Mezopotamya’da su sorununun olmadığını, devletlerin barajlar yaparak suyu kendi çıkarlarına göre kullandığı için sorun yaşandığını belirten Mezopotamya Su Forumu aktivistleri, barajların doğaya bombalar kadar zarar verdiğini söyledi
Mezopotamya Su Forumu’na katılan Elektrik Mühendisleri Odası Amed Şubesi Başkanı Mehmed Orak, İnşaat Mühendisleri Odası Diyarbakır Şube Eşbaşkanı Nihat Noyan, Mezopotamya’daki su sorunları ve büyük akarsular üzerinde yapılan barajlara ilişkin değerlendirme yaptı. Mezopotamya’da su sorununun olmadığını, sorunu devletlerin yarattığını vurgulayan Elektrik Mühendisleri Odası Amed Şube Başkanı Mehmed Orak, “Irak, Türkiye, İran ve Suriye su konusunda anlaşamıyor. Türkiye, Dicle ve Fırat nehirlerinin Irak ve Suriye’ye akmasını istemiyor. Sulara el koyuyor ve kendi çıkarlarına göre kullanıyor. Mezopotamya’da büyük barajlar yapıyorlar ve suların önünü kapatıyorlar. Barajlar olunca istediği zaman suyun önünü kapatabilir, istediği zaman akmasını sağlayabilirler. Söz konusu nehirler bütün Mezopotamya halklarının ve insanlığındır” ifadelerini kullandı.
‘Kültürü yok ediyor’
Barajların yalnızca doğayı değil kültürü ve tarihi de yok ettiğini dile getiren Orak, “Mezopotamya’da yapılan barajlar, tarihi birçok kenti su altında bıraktı. Barajlar hiç yapılmasın demiyoruz. İyi şeyler için kullanılan barajlar da var. İçme suyu, ekim ihtiyaçları için barajlar yapılabilir.

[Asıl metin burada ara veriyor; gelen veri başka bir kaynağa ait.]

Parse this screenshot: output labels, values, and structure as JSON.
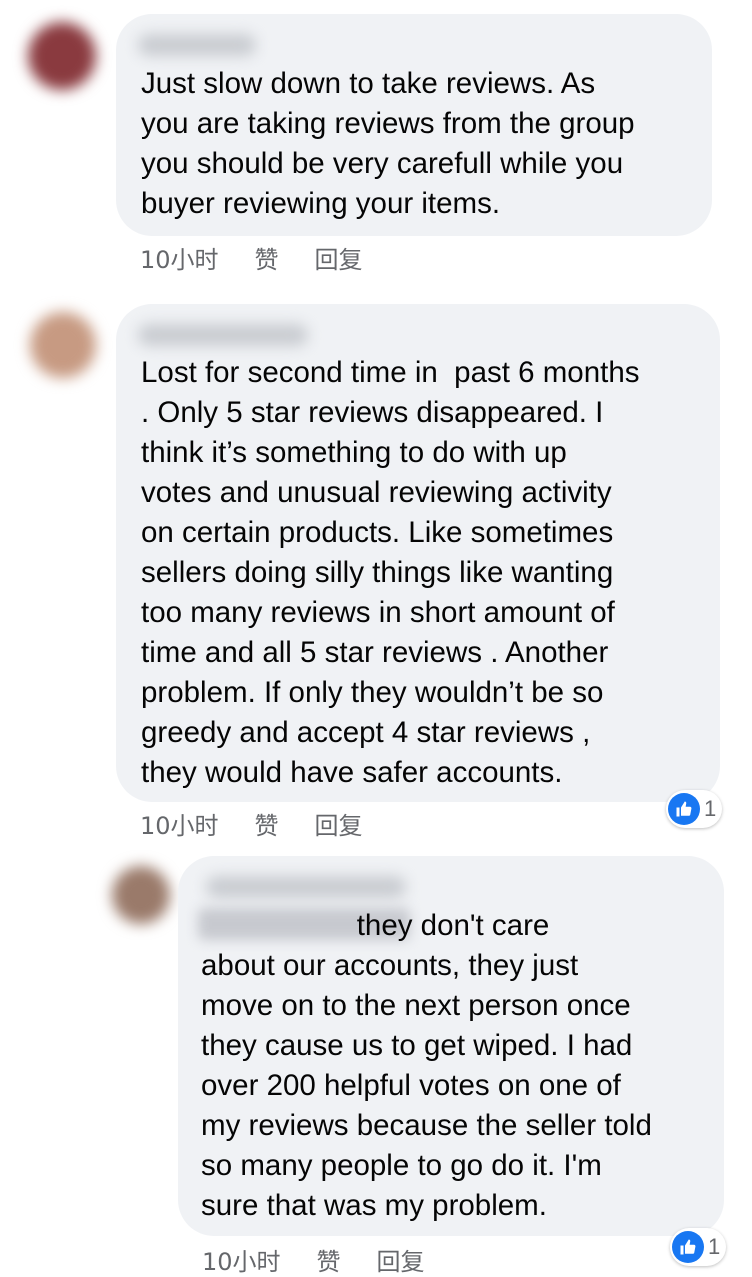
{
  "colors": {
    "bubble": "#f0f2f5",
    "text": "#050505",
    "meta": "#65676b",
    "like_blue": "#1877f2"
  },
  "comments": [
    {
      "avatar_color": "#8a3a3f",
      "text": "Just slow down to take reviews. As\nyou are taking reviews from the group\nyou should be very carefull while you\nbuyer reviewing your items.",
      "time": "10小时",
      "like_label": "赞",
      "reply_label": "回复"
    },
    {
      "avatar_color": "#c79a82",
      "text": "Lost for second time in  past 6 months\n. Only 5 star reviews disappeared. I\nthink it’s something to do with up\nvotes and unusual reviewing activity\non certain products. Like sometimes\nsellers doing silly things like wanting\ntoo many reviews in short amount of\ntime and all 5 star reviews . Another\nproblem. If only they wouldn’t be so\ngreedy and accept 4 star reviews ,\nthey would have safer accounts.",
      "time": "10小时",
      "like_label": "赞",
      "reply_label": "回复",
      "reaction_icon": "thumbs-up-icon",
      "reaction_count": "1"
    },
    {
      "avatar_color": "#9a7a6a",
      "text": "                   they don't care\nabout our accounts, they just\nmove on to the next person once\nthey cause us to get wiped. I had\nover 200 helpful votes on one of\nmy reviews because the seller told\nso many people to go do it. I'm\nsure that was my problem.",
      "time": "10小时",
      "like_label": "赞",
      "reply_label": "回复",
      "reaction_icon": "thumbs-up-icon",
      "reaction_count": "1"
    }
  ]
}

Barajların güvenlik için yapılması iyi değil. Şırnak’ta yapılan barajlar insanların ihtiyaçları için yapılmıyor. Türkiye sınır üzerinde barajlar yaparak güvenlik hattı oluşturmak istiyor. Barajların yapıldığı yerlerde ekim, tarlalar yok oluyor. İnsan ve hayvanların yaşadığı yerler işgal ediliyor. Baraj yapılırken, bölge insanların düşünceleri de alınmalıdır. Su olmazsa yaşam olmaz. Mezopotamya suları yalnızca Türkiye’nin değil bütün bölgenindir. Irak ve Suriye’nin de su üzerinde hakları var. Eğer bu bilinçle yaklaşılmazsa, düşmanlığın önü açılır” şeklinde konuştu.

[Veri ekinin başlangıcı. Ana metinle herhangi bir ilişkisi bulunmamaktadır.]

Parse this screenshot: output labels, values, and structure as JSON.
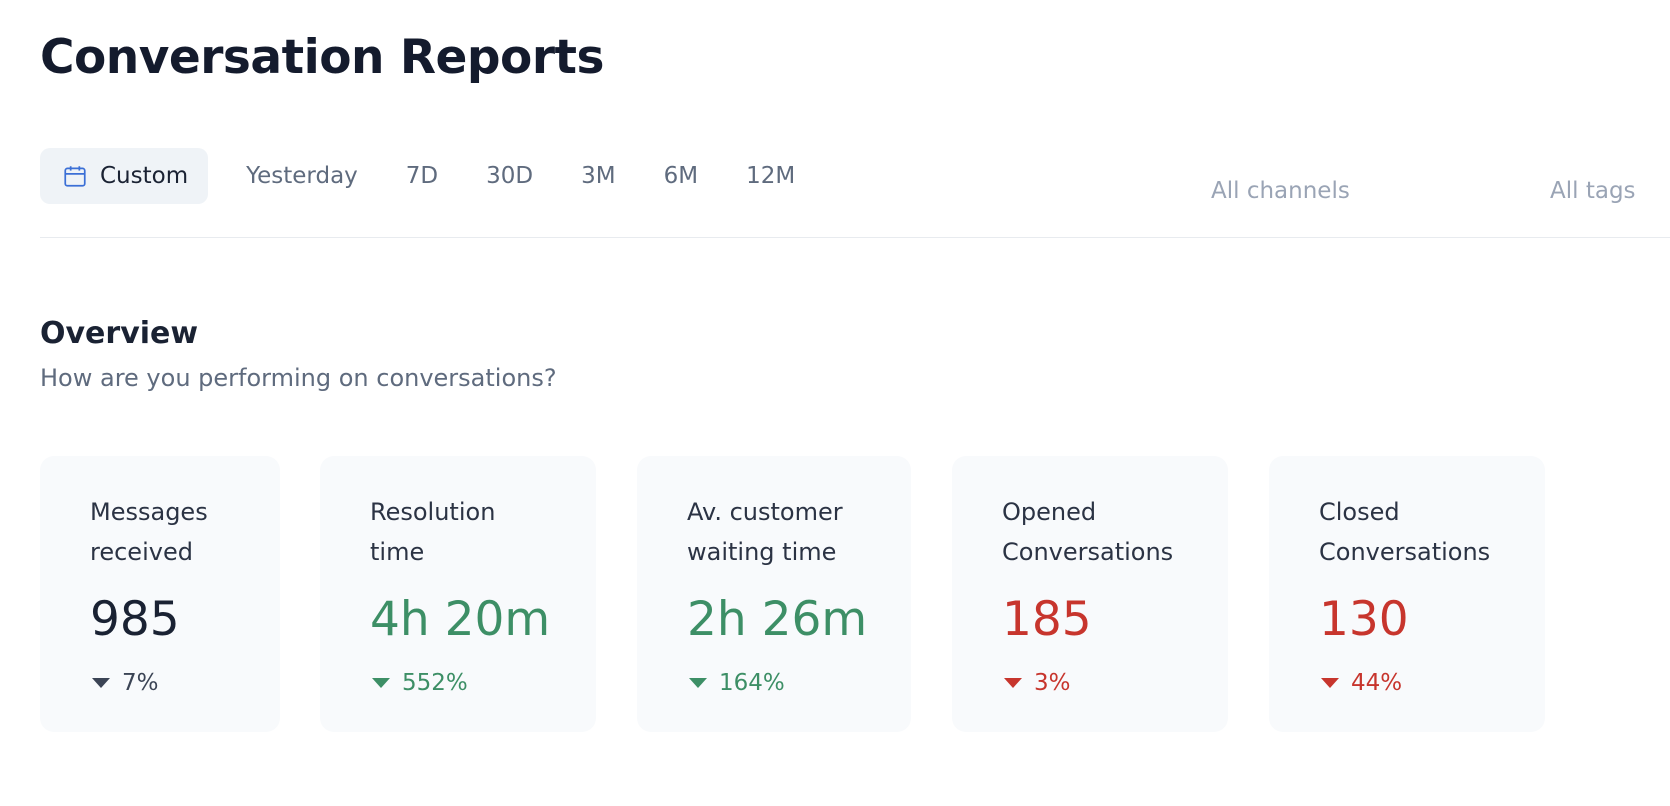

‘Silah gibi kullanılmamalı’
Mezopotamya Su Forumu’nda barajlara ilişkin çıkan sonuçların olumsuz olduğunu ve ortaya kötü bir tablo çıktığını kaydeden İnşaat Mühendisleri Odası Diyarbakır Şube Eşbaşkanı Nihat Noyan, “Forumda su sorunları ve barajların bölgeye verdiği zararlar üzerinde duruldu. Barajlar ihtiyaç temelinde ortaya çıktı. Ne yazık ki şimdi amacından saptı. İhtiyaçtan çok rant haline geldi. Herkes farklı bahaneler sunarak baraj yapmak istiyor. Bazıları elektrik üretimi, bazıları sulama bazıları da içme suyu için baraj yapmak istediklerini belirtiyor. Başta bakınca bu söylemler çok masum geliyor. Ancak arka perdede farklı şeyler var. Barajlar doğaya, insana zarar vermeyecekse ihtiyaç temelinde yapılırsa yapılabilir. Ranta alet edilmemelidir” dedi. Suların yaşam kaynağı ve doğanın bir parçası olduğunu söyleyen Noyan, “Sular kimsenin kontrolü altında olmamalı ve silah olarak kullanılmamalıdır. İktidar güçleri suları silah olarak kullanıyor, zarar gören yine halk oluyor. Hasankeyf, Zeugma, Halfeti, Alyona ve binlerce yıllık tarihi olan birçok kent su altında kalmamalıdır. Bunlar insanlık suçudur. Bakur’da her nehrin üzerinde bir baraj yapılıyor. Botan tarafında birçok baraj yapıldı. Hala da yapılıyor. Yapılan barajlar doğaya bombalar kadar zarar veriyor. Kimsenin sulara el koymaya ve suların önünü kapatmaya hakkı yok. Herkesin sulara insanca ve demokratik bir şekilde yaklaşması gerekiyor” diye konuştu.